Wednesday 4 May 2016

Final thoughts

I woke early, showered and discarded all the empty containers of toiletries. Breakfast featured sausages, the first accommodation in Sri Lanka that offered it, along with eggs, toast, butter, fresh fruit and tea.


The tuk-tuk driver who had shrewdly booked me for the trip to the airport was waiting outside ahead of time, so we set off and I reached the airport with time to spare. Spotting an exchange booth, I changed the remaining LKR to €. Even leaving Sri Lanka was a hassle: first I was delayed at the check-in counter behind a family with heaps of luggage, then at emigration the official left his booth to attend to another case, leaving a dangling queue for a while.


The flight to KL was uneventful. I got a tandoori wrap for lunch again. At KLIA2 I checked into the Sama Sama 2 transit hotel to get a few hours nap before the overnight flight home. It is just like a normal hotel but with higher rates as it can be rented for a minimum of 6 hours, and saves entering Malaysia. A couple of hours before the onward flight I had a snack at the food court just outside the hotel.
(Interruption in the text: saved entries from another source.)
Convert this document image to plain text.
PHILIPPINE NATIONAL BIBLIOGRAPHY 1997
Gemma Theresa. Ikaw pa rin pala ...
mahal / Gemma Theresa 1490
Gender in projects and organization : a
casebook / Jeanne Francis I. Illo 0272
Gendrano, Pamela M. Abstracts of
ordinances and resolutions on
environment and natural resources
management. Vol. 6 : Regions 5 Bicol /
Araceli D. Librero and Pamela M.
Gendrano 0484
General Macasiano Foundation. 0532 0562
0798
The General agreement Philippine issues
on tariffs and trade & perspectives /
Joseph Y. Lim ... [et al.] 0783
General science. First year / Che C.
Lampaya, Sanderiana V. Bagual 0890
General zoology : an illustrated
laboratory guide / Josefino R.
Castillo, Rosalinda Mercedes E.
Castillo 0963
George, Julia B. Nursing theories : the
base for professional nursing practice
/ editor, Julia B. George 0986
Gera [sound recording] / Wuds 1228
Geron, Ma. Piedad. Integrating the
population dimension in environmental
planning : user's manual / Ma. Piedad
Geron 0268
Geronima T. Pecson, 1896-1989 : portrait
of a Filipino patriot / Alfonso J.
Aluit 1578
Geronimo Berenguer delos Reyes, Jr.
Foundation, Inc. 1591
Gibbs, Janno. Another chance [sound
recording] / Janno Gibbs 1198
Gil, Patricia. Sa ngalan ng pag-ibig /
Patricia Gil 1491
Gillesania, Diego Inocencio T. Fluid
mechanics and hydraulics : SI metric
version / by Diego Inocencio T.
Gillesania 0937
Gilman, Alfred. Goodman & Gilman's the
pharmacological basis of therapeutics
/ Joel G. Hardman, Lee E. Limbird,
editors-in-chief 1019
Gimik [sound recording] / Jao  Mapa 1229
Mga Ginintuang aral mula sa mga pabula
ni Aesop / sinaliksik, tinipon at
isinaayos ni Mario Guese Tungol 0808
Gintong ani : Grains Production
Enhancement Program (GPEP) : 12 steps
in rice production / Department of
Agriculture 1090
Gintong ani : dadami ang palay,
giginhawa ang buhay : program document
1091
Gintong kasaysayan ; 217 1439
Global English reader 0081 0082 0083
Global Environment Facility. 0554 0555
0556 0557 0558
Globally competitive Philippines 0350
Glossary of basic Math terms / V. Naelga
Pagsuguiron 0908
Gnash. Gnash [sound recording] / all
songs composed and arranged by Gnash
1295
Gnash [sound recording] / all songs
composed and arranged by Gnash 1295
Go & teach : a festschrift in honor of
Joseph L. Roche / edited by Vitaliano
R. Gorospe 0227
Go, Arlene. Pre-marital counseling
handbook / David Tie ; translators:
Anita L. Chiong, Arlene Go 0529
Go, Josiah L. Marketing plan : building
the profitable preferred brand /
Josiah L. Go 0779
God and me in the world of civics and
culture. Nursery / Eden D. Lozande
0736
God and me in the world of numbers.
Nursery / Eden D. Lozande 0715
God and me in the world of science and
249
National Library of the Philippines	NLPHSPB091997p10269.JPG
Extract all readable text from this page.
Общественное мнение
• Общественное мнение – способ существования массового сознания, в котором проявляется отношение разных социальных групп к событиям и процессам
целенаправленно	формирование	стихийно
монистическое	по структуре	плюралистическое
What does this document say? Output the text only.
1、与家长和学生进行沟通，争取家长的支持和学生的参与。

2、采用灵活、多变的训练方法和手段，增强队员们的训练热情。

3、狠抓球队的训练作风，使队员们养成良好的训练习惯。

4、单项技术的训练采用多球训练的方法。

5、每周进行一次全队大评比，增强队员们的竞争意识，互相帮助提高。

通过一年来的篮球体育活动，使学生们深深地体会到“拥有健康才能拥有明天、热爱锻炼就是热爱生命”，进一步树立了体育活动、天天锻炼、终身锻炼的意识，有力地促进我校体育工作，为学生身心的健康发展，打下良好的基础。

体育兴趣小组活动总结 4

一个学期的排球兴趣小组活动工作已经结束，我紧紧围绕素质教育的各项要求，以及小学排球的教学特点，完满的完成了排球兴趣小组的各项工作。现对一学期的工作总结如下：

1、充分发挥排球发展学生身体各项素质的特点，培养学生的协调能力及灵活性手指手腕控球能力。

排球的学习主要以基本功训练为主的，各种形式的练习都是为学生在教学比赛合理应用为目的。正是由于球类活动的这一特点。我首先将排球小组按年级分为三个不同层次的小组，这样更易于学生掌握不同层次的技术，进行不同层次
Sri Lanka climate is hot and humid on the coast, and fortunately cooler in hill country. I don't like hot and humid weather and find it hard to enjoy the surroundings when sweaty. I’m also not fond of sunbathing, or seabathing for that matter. Some of the European visitors may be escaping northern hemisphere winter, but even if I were, I don’t feel the need to go to the other extreme.


The people were generally friendly. Most of the time I was taken for mainland Chinese. This is a change from the past when I was taken for a Japanese. I saw quite a few Chinese couples or families. Some shops in Galle had Chinese signs. It’s a sign that the mainland Chinese are venturing further out into the world. Russian signs show that they also have been coming here to escape winter. Most people understand a bit of English, especially numbers, many can make a basic conversation.


The greatest deficiency in transportation was the lack of good information on routes, schedules, and prices. I often had to consult several search result pages to find an answer. Next was the lack of an established backpacker transport network. You have to hire your own driver, or join the locals on the public transport system. Connections can be dicey, and I wish I had done a bit more planning. Their railway system is quaint, but works after a fashion. Buses are dirt-cheap but take ages to get anywhere due to traffic, and picking up and dropping off passengers frequently. Walking isn’t pleasant for more than a couple of km due to the lack of good footpaths, obstacles and uneven surfaces. Not to mention the climate, again. Riding tuk-tuks wasn’t exorbitant, but the cost of the trips add up. The need to bargain and be wary of overcharging due to lack of an official fare structure got tiresome.


I hated how the Sri Lankans toss rubbish everywhere. It not only degrades the environment but also spoils the beauty of the landscape. Not to mention encouraging crows, mosquitoes and other pests.


Sri Lanka sights were underwhelming to me, partly due to the messiness of the surroundings. It’s hard to get to most places under one’s own steam. Joining a tour is a good idea. But these seem to be not as organised as, say in Thailand. Many of the offerings such as whale and elephant watching I have done already. I prefer the crisp atmosphere of alpine peaks or dry Mediterranean air to the hazy air of tropical Sri Lanka. But looking at the photos, they seem more vivid and colourful now than at the time. Perhaps scenes look better in retrospect, especially when comfortable.